4. **Model Comparison**: Confusion matrices can be used to compare the performance of different models, allowing you to choose the best model for your specific problem.
5. **Hyperparameter Tuning**: The confusion matrix can be used to evaluate the impact of hyperparameter tuning on a model's performance, helping you identify the optimal hyperparameters for your model.
6. **Model Interpretation**: The confusion matrix can provide insights into how a model is making predictions, helping you understand the relationships between features and target variables.

By analyzing the confusion matrix, you can gain a deeper understanding of your model's strengths and weaknesses, identify areas for improvement, and make informed decisions about model selection, hyperparameter tuning, and feature engineering.

Do you have any specific questions about model evaluation or how to use the confusion matrix in practice?

### ❓ User: Thanks! What are its limitations?

**🤖 Assistant:** While the confusion matrix is a powerful tool for evaluating classification models, it has some limitations:

1. **Assumes Binary Classification**: The traditional confusion matrix is designed for binary classification problems, where there are only two classes (e.g., 0 and 1, yes and no). For multi-class classification problems, you'll need to use a more complex matrix or other evaluation metrics.
2. **Doesn't Account for Class Probabilities**: The confusion matrix only considers the predicted class labels, not the predicted probabilities. This can lead to misleading results if the model is producing uncertain or probabilistic predictions.
3. **Sensitive to Class Imbalance**: As I mentioned earlier, the confusion matrix can be affected by class imbalance issues. If one class has a significantly larger number of instances than the other, the matrix may not accurately reflect the model's performance.
4. **Doesn't Provide Insight into Model Uncertainty**: The confusion matrix doesn't provide information about the model's uncertainty or confidence in its predictions. This can make it difficult to identify situations where the model is making predictions with low confidence.
5. **Can be Misleading for Imbalanced Datasets**: When dealing with imbalanced datasets, the accuracy metric from the confusion matrix can be misleading. For example, a model that always predicts the majority class may have high accuracy but poor performance on the minority class.
6. **Ignores Cost-Sensitive Classification**: In some cases, the cost of false positives and false negatives may be different. The confusion matrix doesn't account for these differences, which can lead to suboptimal decision-making.
7. **Limited Interpretability for Complex Models**: For complex models, such as deep neural networks, the confusion matrix may not provide enough information to understand why the model is making certain predictions.
8. **Not Suitable for Regression Problems**: The confusion matrix is designed for classification problems and is not directly applicable to regression problems, where the goal is to predict a continuous value.
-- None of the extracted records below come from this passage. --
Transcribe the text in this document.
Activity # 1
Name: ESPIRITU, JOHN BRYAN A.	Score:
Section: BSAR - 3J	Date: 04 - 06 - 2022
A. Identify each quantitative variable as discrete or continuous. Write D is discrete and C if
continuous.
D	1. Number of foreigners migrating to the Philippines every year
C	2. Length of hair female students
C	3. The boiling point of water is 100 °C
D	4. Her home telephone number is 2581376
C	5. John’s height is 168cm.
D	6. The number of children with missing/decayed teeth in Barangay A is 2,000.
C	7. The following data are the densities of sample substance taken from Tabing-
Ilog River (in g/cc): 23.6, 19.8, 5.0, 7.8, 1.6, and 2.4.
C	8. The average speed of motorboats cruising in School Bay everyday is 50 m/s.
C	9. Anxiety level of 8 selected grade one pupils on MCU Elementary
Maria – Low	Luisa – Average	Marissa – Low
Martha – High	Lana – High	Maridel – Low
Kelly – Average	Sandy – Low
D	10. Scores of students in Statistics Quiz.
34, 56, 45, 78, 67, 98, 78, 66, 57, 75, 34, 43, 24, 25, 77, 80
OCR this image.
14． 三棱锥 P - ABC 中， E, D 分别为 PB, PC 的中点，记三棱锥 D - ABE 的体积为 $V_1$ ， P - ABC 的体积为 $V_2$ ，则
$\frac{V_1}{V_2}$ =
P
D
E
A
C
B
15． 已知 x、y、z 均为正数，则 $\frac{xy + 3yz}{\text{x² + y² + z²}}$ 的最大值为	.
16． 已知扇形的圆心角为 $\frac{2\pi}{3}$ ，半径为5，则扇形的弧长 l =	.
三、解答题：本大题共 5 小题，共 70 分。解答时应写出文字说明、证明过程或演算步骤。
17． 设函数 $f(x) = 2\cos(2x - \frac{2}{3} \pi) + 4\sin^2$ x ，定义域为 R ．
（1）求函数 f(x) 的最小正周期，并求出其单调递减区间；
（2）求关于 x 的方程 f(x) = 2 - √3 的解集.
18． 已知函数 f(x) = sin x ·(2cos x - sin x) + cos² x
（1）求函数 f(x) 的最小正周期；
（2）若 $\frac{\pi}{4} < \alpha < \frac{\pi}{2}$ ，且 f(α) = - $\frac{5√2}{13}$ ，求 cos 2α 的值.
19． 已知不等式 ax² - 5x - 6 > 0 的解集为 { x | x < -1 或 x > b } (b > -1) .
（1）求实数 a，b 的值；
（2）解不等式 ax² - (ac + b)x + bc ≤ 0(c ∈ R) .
To address these limitations, you can use additional evaluation metrics and techniques, such as:

* **Receiver Operating Characteristic (ROC) Curve**: Plots the true positive rate against the false positive rate at different thresholds.
* **Precision-Recall Curve**: Plots the precision against the recall at different thresholds.
* **Area Under the Curve (AUC)**: Measures the model's ability to distinguish between classes.
* **Cohen's Kappa**: Measures the agreement between the model's predictions and the actual labels, accounting for chance agreement.
* **Brier Score**: Measures the mean squared error between the predicted probabilities and the actual outcomes.

By using a combination of these metrics and techniques, you can gain a more comprehensive understanding of your model's performance and limitations.

Do you have any specific questions about these limitations or how to address them?